The areas where fibre was initially rolled-out saw fibre-to-the-cabinet (FTTC) technology installed, with copper cables joining homes to the street cabinets. However, the telecommunications company has revealed it will start deploying the faster fibre-to-the-premises (FTTP) technology next.
BT is aiming to ensure around a quarter of UK addresses will have FTTP technology thanks to its £2.5bn fibre network. The telecommunications company hopes four million homes will have access to the network by the end of this year. In the longer-term, BT says two thirds of the UK should have access to the fibre network by 2015, and of these a quarter will have FTTP technology. However, the telecommunications company has no plans to return to the FTTC areas and upgrade them to FTTP.
"The vast majority [of FTTC homes] get between 33 and 38Mbps," said Liv Garfield, BT's group director of strategy, policy and portfolio. "There's no point in going back and investing, just because it's something called P instead of C."
Garfield also said the FTTC currently has a maximum download speed of 'up-to' 40Mbps but this could increase in the future. "We've seen 60 to 70Mbps in the labs on FTTC," she said. "Is it future proofed? Yes."

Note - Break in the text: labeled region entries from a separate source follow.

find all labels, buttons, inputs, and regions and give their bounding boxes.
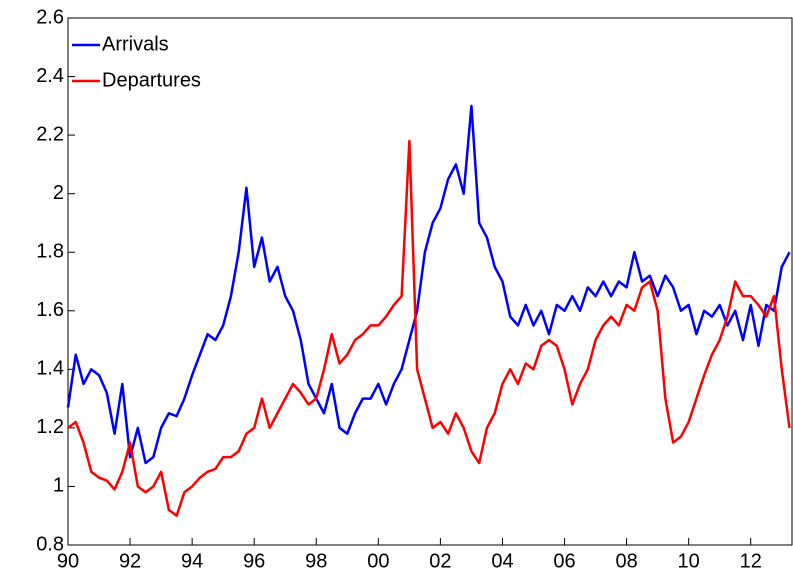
y-tick-label: 2.4 — [36, 65, 64, 87]
series-line — [67, 139, 791, 517]
x-tick-label: 10 — [678, 550, 700, 572]
y-tick-label: 2 — [53, 182, 64, 204]
x-tick-label: 94 — [181, 550, 203, 572]
series-line — [66, 104, 791, 465]
x-tick-label: 02 — [429, 550, 451, 572]
y-tick-label: 1.2 — [36, 416, 64, 438]
x-tick-label: 00 — [367, 550, 389, 572]
legend-label: Departures — [102, 69, 201, 91]
y-tick-label: 0.8 — [36, 533, 64, 555]
legend-label: Arrivals — [102, 33, 169, 55]
x-tick-label: 92 — [119, 550, 141, 572]
x-tick-label: 08 — [615, 550, 637, 572]
x-tick-label: 98 — [305, 550, 327, 572]
y-tick-label: 2.6 — [36, 6, 64, 28]
x-tick-label: 12 — [740, 550, 762, 572]
x-tick-label: 90 — [57, 550, 79, 572]
y-tick-label: 1.6 — [36, 299, 64, 321]
y-tick-label: 1.4 — [36, 358, 64, 380]
x-tick-label: 04 — [491, 550, 513, 572]
y-tick-label: 1 — [53, 475, 64, 497]
x-tick-label: 96 — [243, 550, 265, 572]
axes-box — [67, 17, 793, 546]
y-tick-label: 2.2 — [36, 123, 64, 145]
x-tick-label: 06 — [553, 550, 575, 572]
y-tick-label: 1.8 — [36, 241, 64, 263]
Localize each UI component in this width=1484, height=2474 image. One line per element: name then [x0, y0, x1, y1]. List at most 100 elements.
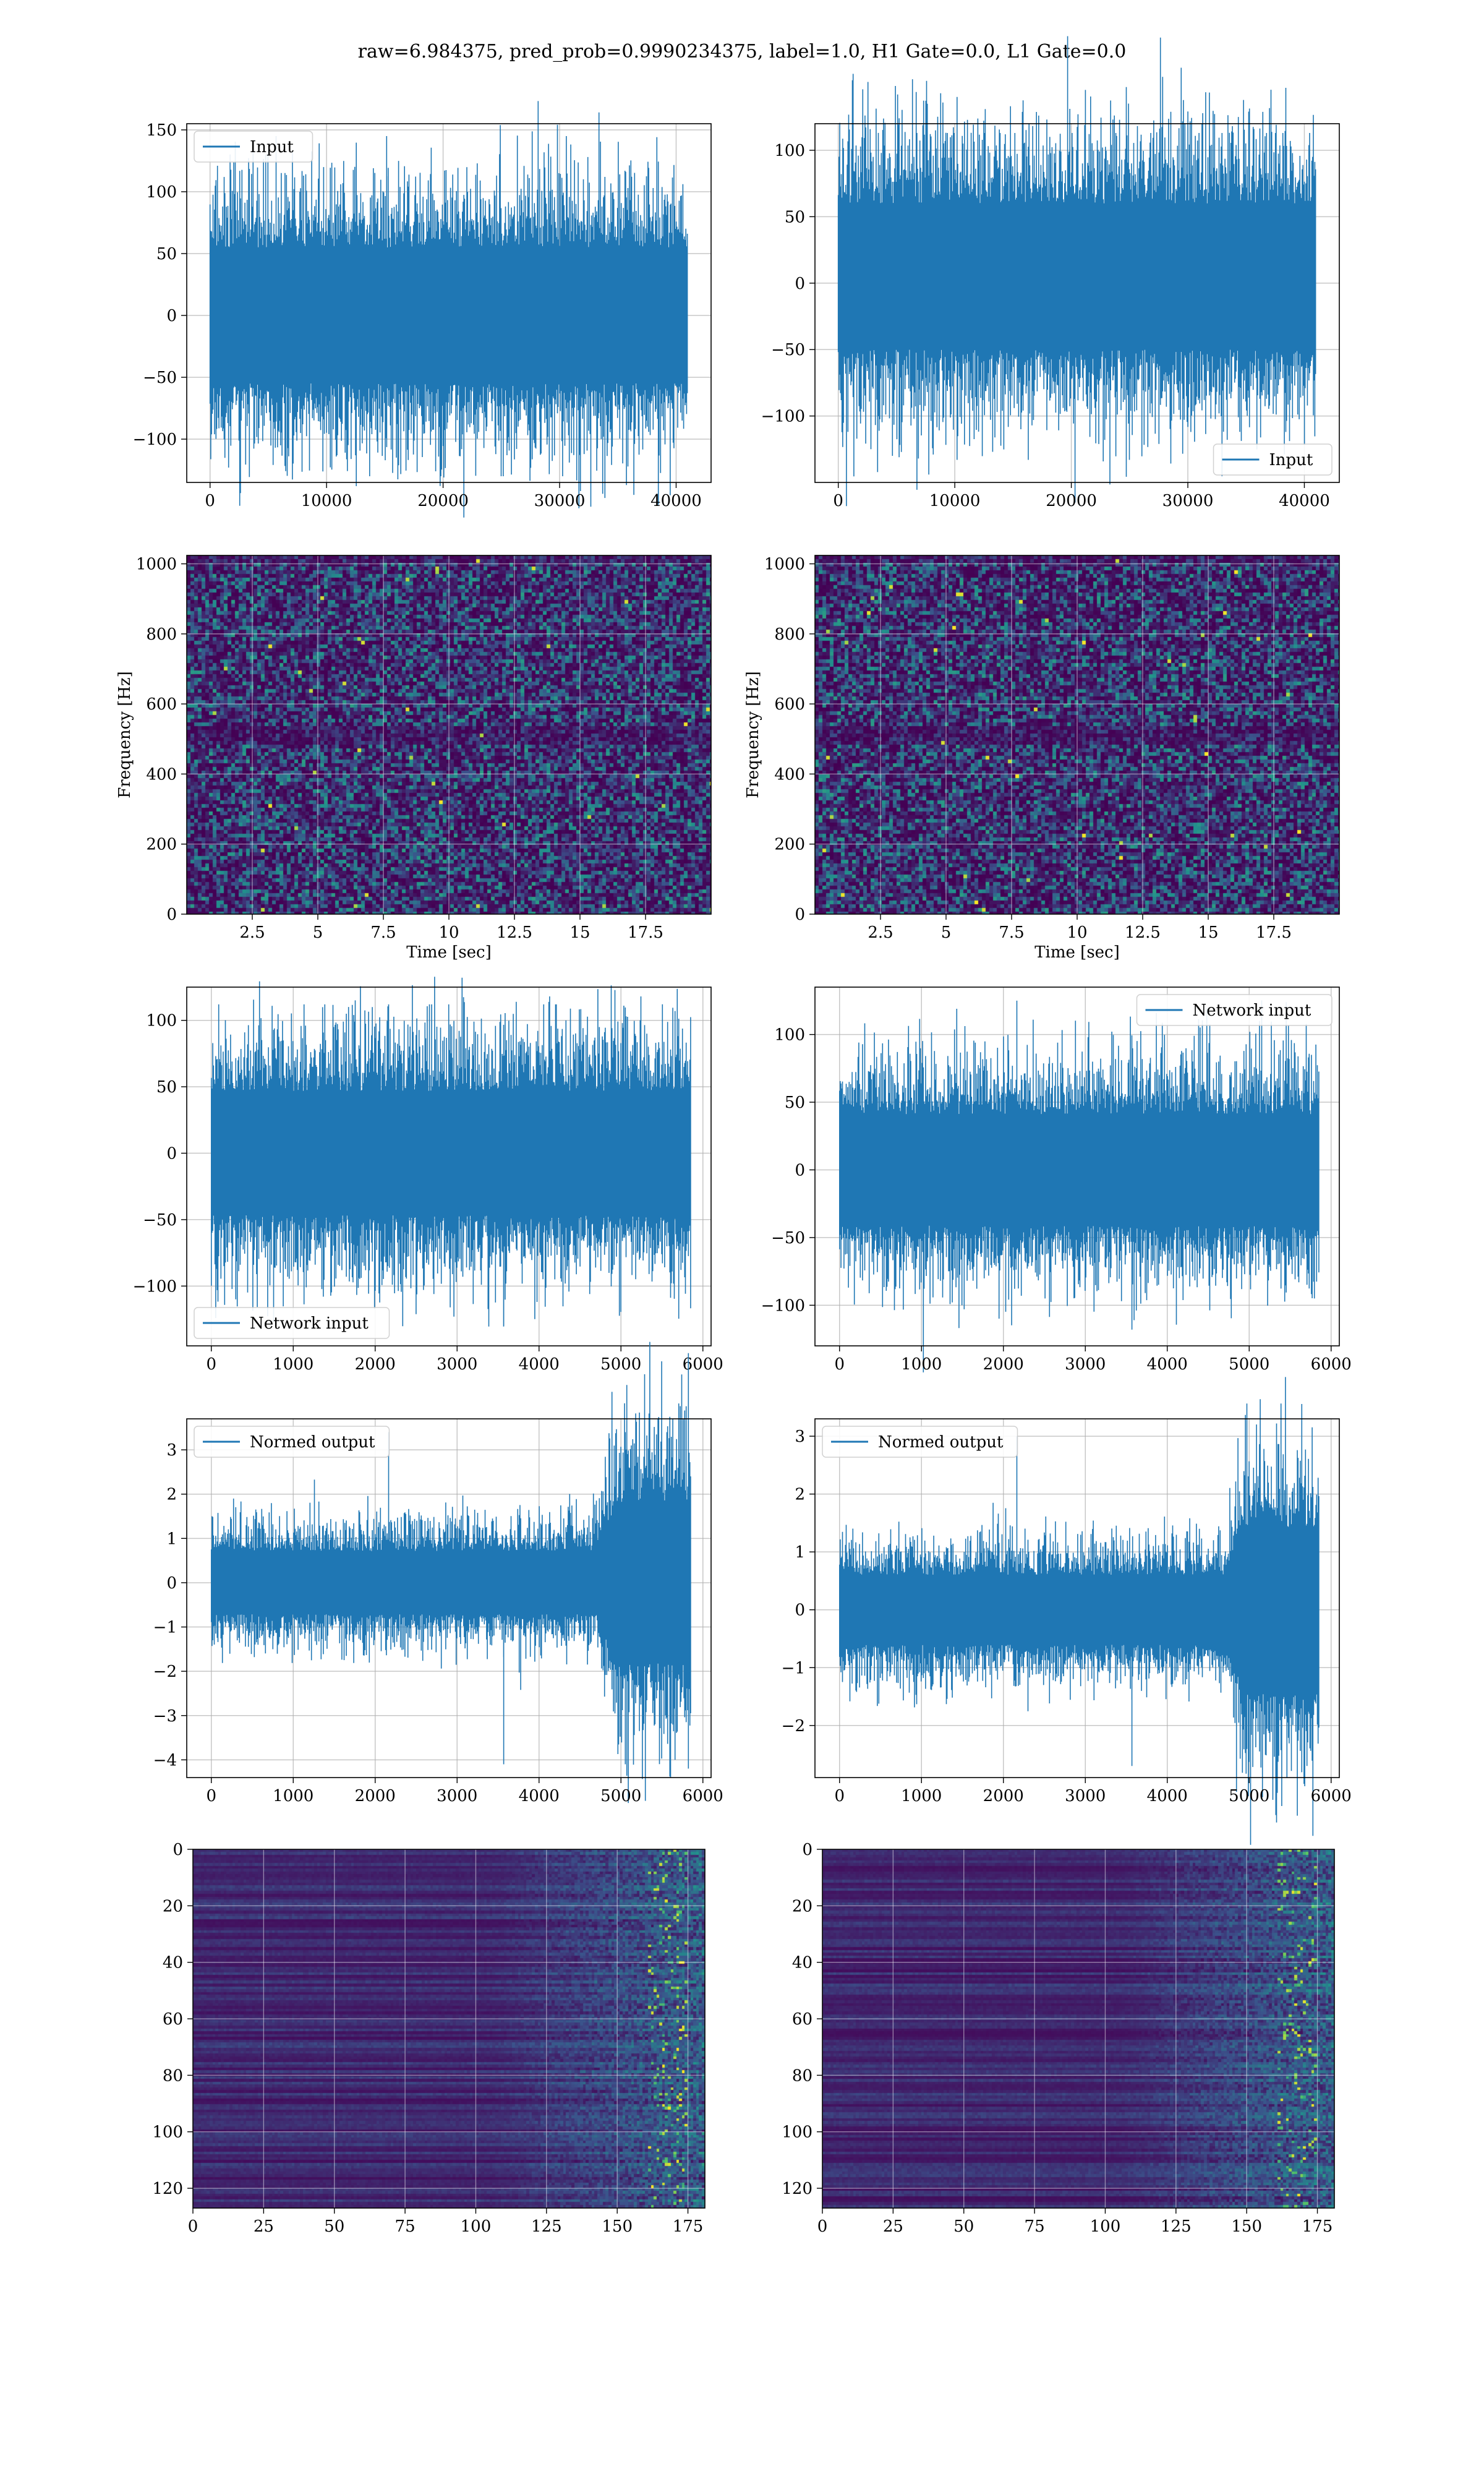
subplot-r5c2: 0 25 50 75 100 125 150 175 0 20 40 60 80 100 120: [782, 1841, 1335, 2236]
y-tick-label: 100: [146, 1012, 177, 1030]
y-tick-label: 0: [166, 1145, 177, 1163]
y-tick-label: 60: [163, 2010, 183, 2029]
y-tick-label: 0: [802, 1841, 812, 1859]
axes-frame: [186, 123, 712, 483]
axes-frame: [192, 1849, 706, 2209]
x-tick-label: 0: [206, 1787, 216, 1805]
x-tick-label: 4000: [519, 1787, 560, 1805]
y-tick-label: 1: [795, 1543, 805, 1562]
y-tick-label: −50: [143, 369, 177, 387]
axes-frame: [814, 1418, 1340, 1778]
legend-box: [194, 131, 313, 163]
y-tick-label: −50: [771, 341, 805, 359]
x-tick-label: 10000: [929, 492, 981, 510]
y-tick-label: 100: [152, 2123, 183, 2142]
x-tick-label: 30000: [534, 492, 586, 510]
y-tick-label: 0: [795, 905, 805, 924]
legend-label: Normed output: [878, 1433, 1004, 1452]
heatmap-image: [193, 1849, 705, 2208]
y-tick-label: 100: [774, 142, 805, 160]
x-tick-label: 40000: [1279, 492, 1330, 510]
x-tick-label: 0: [206, 1355, 216, 1374]
y-tick-label: 80: [792, 2066, 812, 2085]
x-tick-label: 0: [834, 1787, 845, 1805]
y-tick-label: 100: [774, 1026, 805, 1045]
y-tick-label: −100: [133, 1277, 177, 1296]
y-tick-label: 2: [166, 1486, 177, 1504]
legend-label: Input: [1269, 451, 1313, 469]
y-tick-label: 800: [774, 625, 805, 644]
x-tick-label: 1000: [901, 1355, 942, 1374]
heatmap-canvas: [187, 555, 711, 914]
x-tick-label: 10000: [301, 492, 352, 510]
signal-trace: [839, 1000, 1320, 1372]
x-tick-label: 0: [817, 2217, 828, 2236]
x-tick-label: 3000: [437, 1355, 477, 1374]
axes-frame: [822, 1849, 1335, 2209]
x-tick-label: 125: [1161, 2217, 1192, 2236]
y-tick-label: 120: [152, 2180, 183, 2198]
x-tick-label: 5000: [600, 1355, 641, 1374]
heatmap-canvas: [815, 555, 1339, 914]
y-tick-label: 120: [782, 2180, 812, 2198]
signal-trace: [209, 101, 688, 518]
subplot-r3c1: 0 1000 2000 3000 4000 5000 6000 −100 −50 0 50 100 Ne…: [133, 977, 723, 1374]
legend: Network input: [194, 1307, 390, 1339]
x-tick-label: 3000: [1065, 1355, 1106, 1374]
x-tick-label: 150: [1231, 2217, 1262, 2236]
y-axis-label: Frequency [Hz]: [744, 671, 762, 798]
x-tick-label: 4000: [1147, 1787, 1188, 1805]
y-tick-label: −2: [782, 1717, 805, 1736]
x-tick-label: 20000: [417, 492, 469, 510]
x-tick-label: 2000: [355, 1787, 396, 1805]
x-tick-label: 1000: [901, 1787, 942, 1805]
subplot-r2c2: 2.5 5 7.5 10 12.5 15 17.5 0 200 400 600 800 1000 Time…: [744, 555, 1340, 962]
signal-trace: [211, 1342, 691, 1804]
x-tick-label: 0: [833, 492, 843, 510]
y-tick-label: 1000: [136, 555, 177, 574]
y-tick-label: 100: [146, 183, 177, 202]
x-tick-label: 0: [834, 1355, 845, 1374]
x-tick-label: 1000: [273, 1787, 313, 1805]
legend-box: [1136, 994, 1333, 1026]
x-tick-label: 10: [1067, 923, 1087, 942]
y-tick-label: 2: [795, 1486, 805, 1504]
y-tick-label: −50: [771, 1229, 805, 1248]
x-tick-label: 10: [438, 923, 459, 942]
x-tick-label: 100: [461, 2217, 492, 2236]
y-tick-label: −4: [153, 1751, 177, 1770]
y-tick-label: 0: [166, 905, 177, 924]
y-tick-label: 50: [156, 245, 177, 263]
heatmap-canvas: [822, 1849, 1334, 2208]
heatmap-image: [187, 555, 711, 914]
x-tick-label: 5: [313, 923, 323, 942]
y-tick-label: 50: [156, 1078, 177, 1097]
y-tick-label: 150: [146, 121, 177, 140]
y-tick-label: 600: [146, 695, 177, 714]
x-tick-label: 40000: [650, 492, 702, 510]
y-tick-label: 0: [173, 1841, 183, 1859]
legend: Network input: [1136, 994, 1333, 1026]
y-tick-label: −50: [143, 1211, 177, 1230]
subplot-r4c2: 0 1000 2000 3000 4000 5000 6000 −2 −1 0 1 2 3 Normed …: [782, 1377, 1352, 1845]
y-tick-label: −100: [761, 1296, 805, 1315]
x-tick-label: 25: [254, 2217, 274, 2236]
y-tick-label: −100: [761, 408, 805, 426]
y-tick-label: 200: [774, 836, 805, 854]
legend: Normed output: [194, 1426, 390, 1458]
x-tick-label: 15: [1198, 923, 1218, 942]
signal-trace: [211, 977, 691, 1327]
x-tick-label: 17.5: [628, 923, 663, 942]
subplot-r1c1: 0 10000 20000 30000 40000 −100 −50 0 50 100 150 Inp…: [133, 101, 712, 518]
legend: Input: [1213, 443, 1333, 476]
x-tick-label: 5000: [1229, 1355, 1269, 1374]
y-tick-label: 800: [146, 625, 177, 644]
legend-label: Input: [250, 138, 294, 156]
x-tick-label: 175: [1302, 2217, 1333, 2236]
y-tick-label: 600: [774, 695, 805, 714]
heatmap-canvas: [193, 1849, 705, 2208]
x-tick-label: 3000: [437, 1787, 477, 1805]
x-tick-label: 2000: [983, 1787, 1024, 1805]
x-tick-label: 50: [324, 2217, 344, 2236]
x-tick-label: 5000: [1229, 1787, 1269, 1805]
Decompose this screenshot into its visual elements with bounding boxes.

The telecommunications company also revealed that ISPs using BT's fibre-to-the-cabinet (FTTC) services will be able to offer broadband packages with assured download speeds of 5Mbps, for customers whose lines can not handle the initial assured minimum fibre speed of 'up-to' 15Mbps
"The option of a lower minimum assured speed for FTTC means that some customers may see an improvement in their broadband speeds compared with the existing speed they receive over the copper network," BT said. "To be clear, there are now two variants of the FTTC service: one with a minimum assured speed of 5Mbps and one with a minimum assured speed of 15Mbps."